What do you think science can do apart from admit there are some questions it cannot answer? Nothing, Darren. It can do NOTHING.
It is the job of science to
objectively discern the
causal agent(s) and order for the world that we
experience.
... The key words are those underlined. As I said in the first line of my OP, "Basic philosophy quickly differentiates between the human-experience and the
reality of 'our universe'.". Science claims to be 'objective' yet has assumed that the world which we experience is
real - a clear illogical contradiction of this aforementioned basic-philosophy.
Science - albeit ignorantly - has been observing the order inherent amongst the
experiences which yield the impression of a world.
... If [the establishment of] science actually understood this, it would also understand that ultimately, the causal-agent of all that is experienced
cannot be discerned amongst experience itself. I.e., the
actual cause of all things experienced, cannot be an experienced thing.
Nothing amongst the world that we experience can ever cause that experience (which is not to say that 'nothing' is the cause).
... Consequently, when you have scientists wasting countless hours & $£$ researching the experienced-brain or the experienced-matter as the ultimate cause of the totality-of-experience which constitutes our own
being, you have - in effect - an establishment which (whether it knows this or not) believes that the experienced-world is real and that causal-agents for that world can be found "out there" (amongst the experience).
It is philosophically corrupt, so to speak. It certainly is not objective... and, if bias is not exhibited, then ignorance and naivity certainly are.
How many hours have been wasted trying to figure-out how 10-dimensional strings or 2-dimensional membranes - existing through several dimensions - have caused this world??
How many big-bang theories are there? To what ends? Does a scientist not comprehend that the experienced world did not start with a bang? So what other universe is he talking about - the one he imagines to be real in itself, of course.

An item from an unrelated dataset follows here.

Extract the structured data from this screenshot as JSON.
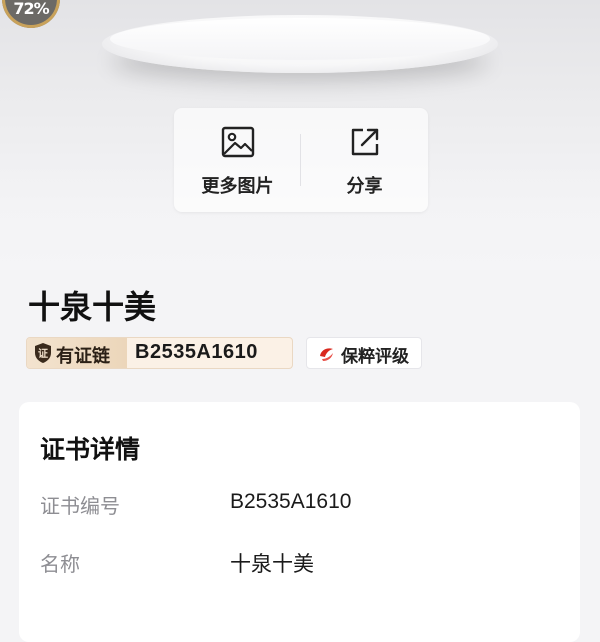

Then we have Einstein, who showed us that The Self, alone, is 'absolute'... and all experienced-objects are relative to IT. Newton would be correct if the world was real, but it isn't and neither is he.
There's so many so-called mysteries about QM, but they're only a mystery for those who do not understand that nothing but the Self is real. Everything adds up once people understand that there is nothing outside of the Self.
Science is in need of reform because it's stuck in a cul-de-sac and until it does reform, man as a whole cannot know his true identity nor understand the nature of the world that is experienced. Also, such a stance promotes atheism which is not a force for the common good.
One day, establishment pride will succumb to rationale.